Determination of ajulemic acid and its glucuronide in human plasma by gas chromatography-mass spectrometry.

Author(s): Batista C, Berisha M, Karst M, Salim K, Schneider U, Brenneisen R

Affiliation(s): Laboratory for Phytopharmacology, Bioanalytics and Pharmacokinetics, Department of Clinical Research, University of Bern, Murtenstrasse 35, CH-3010 Bern, Switzerland.

Publication date & source: 2005-06-05, J Chromatogr B Analyt Technol Biomed Life Sci., 820(1):77-82. Epub 2005 Apr 12.

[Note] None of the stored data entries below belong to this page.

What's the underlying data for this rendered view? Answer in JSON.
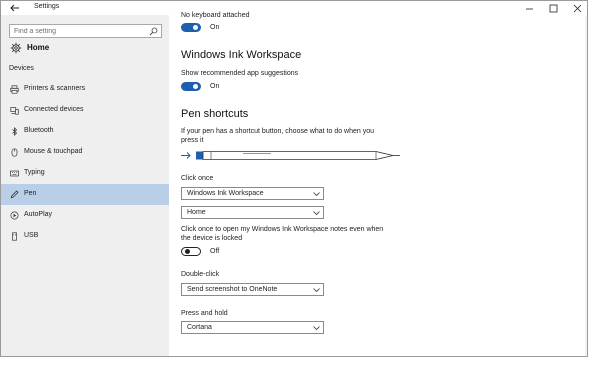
{
  "window": {
    "title": "Settings",
    "controls": [
      "minimize-icon",
      "maximize-icon",
      "close-icon"
    ]
  },
  "sidebar": {
    "search_placeholder": "Find a setting",
    "home_label": "Home",
    "section_label": "Devices",
    "items": [
      {
        "label": "Printers & scanners",
        "icon": "printer-icon"
      },
      {
        "label": "Connected devices",
        "icon": "connected-devices-icon"
      },
      {
        "label": "Bluetooth",
        "icon": "bluetooth-icon"
      },
      {
        "label": "Mouse & touchpad",
        "icon": "mouse-icon"
      },
      {
        "label": "Typing",
        "icon": "keyboard-icon"
      },
      {
        "label": "Pen",
        "icon": "pen-icon",
        "active": true
      },
      {
        "label": "AutoPlay",
        "icon": "autoplay-icon"
      },
      {
        "label": "USB",
        "icon": "usb-icon"
      }
    ]
  },
  "main": {
    "cut_off_label": "No keyboard attached",
    "toggle1_state": "On",
    "ink_heading": "Windows Ink Workspace",
    "suggestions_label": "Show recommended app suggestions",
    "toggle2_state": "On",
    "pen_heading": "Pen shortcuts",
    "pen_description_line1": "If your pen has a shortcut button, choose what to do when you",
    "pen_description_line2": "press it",
    "click_once_label": "Click once",
    "click_once_value": "Windows Ink Workspace",
    "click_once_sub_value": "Home",
    "locked_desc_line1": "Click once to open my Windows Ink Workspace notes even when",
    "locked_desc_line2": "the device is locked",
    "toggle3_state": "Off",
    "double_click_label": "Double-click",
    "double_click_value": "Send screenshot to OneNote",
    "press_hold_label": "Press and hold",
    "press_hold_value": "Cortana"
  },
  "colors": {
    "accent": "#1f5fb0",
    "sidebar_bg": "#efefef",
    "active_item_bg": "#b9cfe7"
  }
}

Publication type: Clinical Trial; Randomized Controlled Trial; Validation Studies

A method using gas chromatography-mass spectrometry (GC-MS) and solid-phase extraction (SPE) was developed for the determination of ajulemic acid (AJA), a non-psychoactive synthetic cannabinoid with interesting therapeutic potential, in human plasma. When using two calibration graphs, the assay linearity ranged from 10 to 750 ng/ml, and 750 to 3000 ng/ml AJA. The intra- and inter-day precision (R.S.D., %), assessed across the linear ranges of the assay, was between 1.5 and 7.0, and 3.6 and 7.9, respectively. The limit of quantitation (LOQ) was 10 ng/ml. The amount of AJA glucuronide was determined by calculating the difference in the AJA concentration before ("free AJA") and after enzymatic hydrolysis ("total AJA"). The present method was used within a clinical study on 21 patients suffering from neuropathic pain with hyperalgesia and allodynia. For example, plasma levels of 599.4+/-37.2 ng/ml (mean+/-R.S.D., n=9) AJA were obtained for samples taken 2 h after the administration of an oral dose of 20 mg AJA. The mean AJA glucuronide concentration at 2h was 63.8+/-127.9 ng/ml.